Heading on to Illinois, Capitol Fax reports that the state is likely to direct state employees to continue working, even if there is a shutdown over the state’s lack of budget. They say that employees will be paid…eventually. Staying in the Prairie State, Progress Illinois has the news that state Democrats have introduced a graduated state income tax plan, which would replace the state’s 3.75 percent flat tax. Ninety-nine percent of Illinois tax payers would pay less under the proposals.
Wisconsin’s Political Environment writes Monday on the growing concern over the Badger State’s groundwater crisis. They write that eight counties have groundwater contamination and capacity issues mostly enabled by large agricultural interests.
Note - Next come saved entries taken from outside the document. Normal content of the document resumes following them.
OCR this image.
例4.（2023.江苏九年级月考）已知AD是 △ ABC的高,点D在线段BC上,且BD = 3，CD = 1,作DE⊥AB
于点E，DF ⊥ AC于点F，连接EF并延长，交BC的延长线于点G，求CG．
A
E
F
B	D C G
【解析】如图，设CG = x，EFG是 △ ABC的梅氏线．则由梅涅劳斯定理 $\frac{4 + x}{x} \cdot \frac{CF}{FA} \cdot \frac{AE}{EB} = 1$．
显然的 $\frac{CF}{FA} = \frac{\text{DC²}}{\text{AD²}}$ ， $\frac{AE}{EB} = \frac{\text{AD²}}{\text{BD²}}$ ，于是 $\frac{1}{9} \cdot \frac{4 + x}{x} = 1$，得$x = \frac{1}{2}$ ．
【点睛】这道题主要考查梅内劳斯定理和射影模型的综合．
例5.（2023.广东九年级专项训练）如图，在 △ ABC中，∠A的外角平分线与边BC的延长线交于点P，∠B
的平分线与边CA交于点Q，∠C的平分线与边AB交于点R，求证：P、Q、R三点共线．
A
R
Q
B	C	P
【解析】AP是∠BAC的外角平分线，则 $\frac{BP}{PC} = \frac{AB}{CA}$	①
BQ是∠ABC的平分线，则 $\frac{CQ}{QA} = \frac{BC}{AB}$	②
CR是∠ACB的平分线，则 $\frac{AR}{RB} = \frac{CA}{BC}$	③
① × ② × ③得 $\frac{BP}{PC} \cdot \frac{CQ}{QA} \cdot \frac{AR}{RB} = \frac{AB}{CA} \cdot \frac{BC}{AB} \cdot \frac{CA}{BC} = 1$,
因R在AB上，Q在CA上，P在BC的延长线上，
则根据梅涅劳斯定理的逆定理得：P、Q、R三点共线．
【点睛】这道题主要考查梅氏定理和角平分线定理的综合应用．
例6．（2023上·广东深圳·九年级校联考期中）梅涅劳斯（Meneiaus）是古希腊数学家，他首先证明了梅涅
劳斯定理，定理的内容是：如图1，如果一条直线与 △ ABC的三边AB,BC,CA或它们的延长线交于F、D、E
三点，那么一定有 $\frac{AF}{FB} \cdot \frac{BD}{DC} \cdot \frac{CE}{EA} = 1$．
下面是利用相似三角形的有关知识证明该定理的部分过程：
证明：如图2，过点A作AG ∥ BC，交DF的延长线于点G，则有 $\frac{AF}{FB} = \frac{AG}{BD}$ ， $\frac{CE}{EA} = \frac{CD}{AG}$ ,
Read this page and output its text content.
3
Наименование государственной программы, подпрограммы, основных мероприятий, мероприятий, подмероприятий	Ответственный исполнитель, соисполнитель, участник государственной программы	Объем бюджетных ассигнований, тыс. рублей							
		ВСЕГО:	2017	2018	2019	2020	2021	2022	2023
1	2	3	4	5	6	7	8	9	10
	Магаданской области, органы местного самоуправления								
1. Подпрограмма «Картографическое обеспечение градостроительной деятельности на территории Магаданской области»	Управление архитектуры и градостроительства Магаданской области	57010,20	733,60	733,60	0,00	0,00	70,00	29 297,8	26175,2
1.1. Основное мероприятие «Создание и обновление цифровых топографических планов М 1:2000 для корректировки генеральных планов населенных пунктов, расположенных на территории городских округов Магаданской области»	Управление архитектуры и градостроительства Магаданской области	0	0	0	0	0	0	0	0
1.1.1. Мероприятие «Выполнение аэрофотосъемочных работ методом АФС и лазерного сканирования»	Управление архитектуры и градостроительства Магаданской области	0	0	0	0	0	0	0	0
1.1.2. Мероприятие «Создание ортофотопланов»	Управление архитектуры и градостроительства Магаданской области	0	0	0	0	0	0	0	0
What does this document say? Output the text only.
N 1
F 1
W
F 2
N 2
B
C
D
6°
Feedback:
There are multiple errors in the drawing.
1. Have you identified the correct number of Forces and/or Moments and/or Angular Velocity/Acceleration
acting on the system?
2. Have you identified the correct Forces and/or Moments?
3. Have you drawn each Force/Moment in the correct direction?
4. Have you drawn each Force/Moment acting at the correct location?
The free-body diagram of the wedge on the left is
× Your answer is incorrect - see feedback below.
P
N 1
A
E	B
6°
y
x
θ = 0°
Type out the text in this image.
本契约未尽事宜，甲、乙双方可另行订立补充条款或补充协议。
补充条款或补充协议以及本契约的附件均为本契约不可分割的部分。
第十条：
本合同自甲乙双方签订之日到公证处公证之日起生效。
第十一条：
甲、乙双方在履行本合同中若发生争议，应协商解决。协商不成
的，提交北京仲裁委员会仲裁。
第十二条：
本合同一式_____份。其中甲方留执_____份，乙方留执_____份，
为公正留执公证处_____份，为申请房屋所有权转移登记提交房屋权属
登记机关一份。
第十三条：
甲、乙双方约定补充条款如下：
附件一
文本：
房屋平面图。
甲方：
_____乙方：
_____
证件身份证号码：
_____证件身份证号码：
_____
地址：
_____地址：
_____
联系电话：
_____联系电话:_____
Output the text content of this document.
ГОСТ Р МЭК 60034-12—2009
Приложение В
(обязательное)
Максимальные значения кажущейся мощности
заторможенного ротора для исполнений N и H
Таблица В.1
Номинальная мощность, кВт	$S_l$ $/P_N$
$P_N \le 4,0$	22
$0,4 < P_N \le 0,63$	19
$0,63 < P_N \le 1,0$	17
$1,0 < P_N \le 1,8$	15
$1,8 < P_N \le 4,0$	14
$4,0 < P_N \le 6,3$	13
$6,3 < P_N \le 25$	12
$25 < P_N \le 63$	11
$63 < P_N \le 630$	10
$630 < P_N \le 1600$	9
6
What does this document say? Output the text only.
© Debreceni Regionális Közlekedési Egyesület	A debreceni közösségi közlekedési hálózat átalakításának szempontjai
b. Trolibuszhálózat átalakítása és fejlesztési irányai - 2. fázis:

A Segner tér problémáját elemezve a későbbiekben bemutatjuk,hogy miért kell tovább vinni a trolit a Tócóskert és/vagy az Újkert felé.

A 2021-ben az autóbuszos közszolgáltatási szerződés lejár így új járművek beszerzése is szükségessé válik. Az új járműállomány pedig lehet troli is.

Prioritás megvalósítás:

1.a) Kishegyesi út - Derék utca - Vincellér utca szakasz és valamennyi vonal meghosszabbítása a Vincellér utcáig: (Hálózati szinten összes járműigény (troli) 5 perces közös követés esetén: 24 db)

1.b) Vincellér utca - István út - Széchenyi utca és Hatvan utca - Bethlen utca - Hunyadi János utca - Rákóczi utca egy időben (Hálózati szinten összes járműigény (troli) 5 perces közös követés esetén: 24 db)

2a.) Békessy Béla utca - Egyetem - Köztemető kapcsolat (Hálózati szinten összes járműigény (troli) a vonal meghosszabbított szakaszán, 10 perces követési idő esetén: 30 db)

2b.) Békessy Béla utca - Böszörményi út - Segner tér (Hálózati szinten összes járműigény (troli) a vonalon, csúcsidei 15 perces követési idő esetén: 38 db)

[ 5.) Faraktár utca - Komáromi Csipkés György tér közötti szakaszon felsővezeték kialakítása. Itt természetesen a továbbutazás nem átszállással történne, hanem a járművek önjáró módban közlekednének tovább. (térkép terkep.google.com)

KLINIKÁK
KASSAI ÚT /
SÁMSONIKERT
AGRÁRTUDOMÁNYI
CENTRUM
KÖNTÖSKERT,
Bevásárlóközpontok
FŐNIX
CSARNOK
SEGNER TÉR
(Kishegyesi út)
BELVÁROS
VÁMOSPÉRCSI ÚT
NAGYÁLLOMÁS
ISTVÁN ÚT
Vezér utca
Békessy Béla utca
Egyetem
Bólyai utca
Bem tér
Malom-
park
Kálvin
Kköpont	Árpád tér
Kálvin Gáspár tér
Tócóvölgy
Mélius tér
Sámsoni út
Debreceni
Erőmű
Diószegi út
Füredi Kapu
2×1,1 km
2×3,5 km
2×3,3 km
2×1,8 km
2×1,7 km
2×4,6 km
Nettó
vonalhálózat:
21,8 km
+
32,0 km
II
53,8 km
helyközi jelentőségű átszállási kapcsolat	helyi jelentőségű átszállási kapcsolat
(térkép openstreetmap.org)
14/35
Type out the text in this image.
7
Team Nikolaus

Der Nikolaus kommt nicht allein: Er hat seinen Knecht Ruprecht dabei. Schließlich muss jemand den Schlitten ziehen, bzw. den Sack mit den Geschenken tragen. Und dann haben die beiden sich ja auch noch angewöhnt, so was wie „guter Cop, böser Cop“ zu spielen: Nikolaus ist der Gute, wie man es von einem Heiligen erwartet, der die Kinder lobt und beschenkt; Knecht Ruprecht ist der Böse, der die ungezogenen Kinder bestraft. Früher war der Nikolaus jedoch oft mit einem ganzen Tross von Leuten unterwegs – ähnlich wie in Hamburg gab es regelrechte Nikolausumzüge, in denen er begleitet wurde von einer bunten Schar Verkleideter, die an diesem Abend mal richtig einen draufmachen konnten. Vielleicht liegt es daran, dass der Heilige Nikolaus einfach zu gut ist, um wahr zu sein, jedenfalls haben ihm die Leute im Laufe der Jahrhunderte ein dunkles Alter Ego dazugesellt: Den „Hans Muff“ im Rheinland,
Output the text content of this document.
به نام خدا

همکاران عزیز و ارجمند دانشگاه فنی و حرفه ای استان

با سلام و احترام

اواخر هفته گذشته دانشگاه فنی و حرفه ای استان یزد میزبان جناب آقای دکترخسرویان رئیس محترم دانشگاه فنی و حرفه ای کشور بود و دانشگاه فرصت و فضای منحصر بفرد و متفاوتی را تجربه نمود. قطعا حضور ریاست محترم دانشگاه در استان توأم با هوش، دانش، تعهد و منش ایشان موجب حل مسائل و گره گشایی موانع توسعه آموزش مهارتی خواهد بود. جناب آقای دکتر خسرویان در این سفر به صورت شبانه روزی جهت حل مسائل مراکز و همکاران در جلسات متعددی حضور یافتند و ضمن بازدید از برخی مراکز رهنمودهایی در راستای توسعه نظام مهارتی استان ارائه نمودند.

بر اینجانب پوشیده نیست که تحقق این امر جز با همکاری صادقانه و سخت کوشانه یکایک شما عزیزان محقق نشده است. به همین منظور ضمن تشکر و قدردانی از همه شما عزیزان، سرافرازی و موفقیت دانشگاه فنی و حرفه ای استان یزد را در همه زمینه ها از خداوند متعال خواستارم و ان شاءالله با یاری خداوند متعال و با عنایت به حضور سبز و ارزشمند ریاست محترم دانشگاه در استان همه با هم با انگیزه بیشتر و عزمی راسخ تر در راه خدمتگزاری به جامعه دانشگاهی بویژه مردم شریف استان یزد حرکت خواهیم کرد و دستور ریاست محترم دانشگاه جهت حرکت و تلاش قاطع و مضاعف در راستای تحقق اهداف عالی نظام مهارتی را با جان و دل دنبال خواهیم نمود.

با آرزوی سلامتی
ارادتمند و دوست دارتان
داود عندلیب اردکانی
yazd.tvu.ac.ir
Say Anything, meanwhile reports on comments from North Dakota state Senator Tim Mathern, that the position of state Treasurer (which he is running for) should be eliminated. They say that the comments put the incumbent, Kelly Schmidt in the position of having to justify her own job.
West and Pacific
In Colorado this week, The Spot comments that the recent killing of a ban on gay conversion therapy by a state Senate committee is going to be an election issue. Staying in the Centennial State, Colorado Peak Politics writes that while he is now complaining about the state’s GOP for not holding a primary, only one day before his tram was praising them, and was not even expecting to pick up one delegate in the state.
Blog for Arizona looks at what they say is the GOP’s ‘court packing’ scheme in the state.
Nevada’s Desert Beacon profiles Sharron Angle who is campaigning once again for the state’s US Senate seat and Michele Fiore, who is running for the state’s 3rd Congressional District. Both are very conservative; Fiore has argued women on university campuses should be armed, while Angle wants to get rid of health coverage for maternity leave and autism.
Moving on to the Golden State, Fox & Hounds looks at what they say is California’s job creation and destruction machine, with 300,000 payroll jobs both created and destroyed every month.
Over in Alaska, The Mudflats writes that state legislators have been pushing for more guns in schools and government buildings, rather than addressing the state’s more important fiscal woes.
Note: This article gives the views of the author, and not the position of USAPP– American Politics and Policy, nor of the London School of Economics.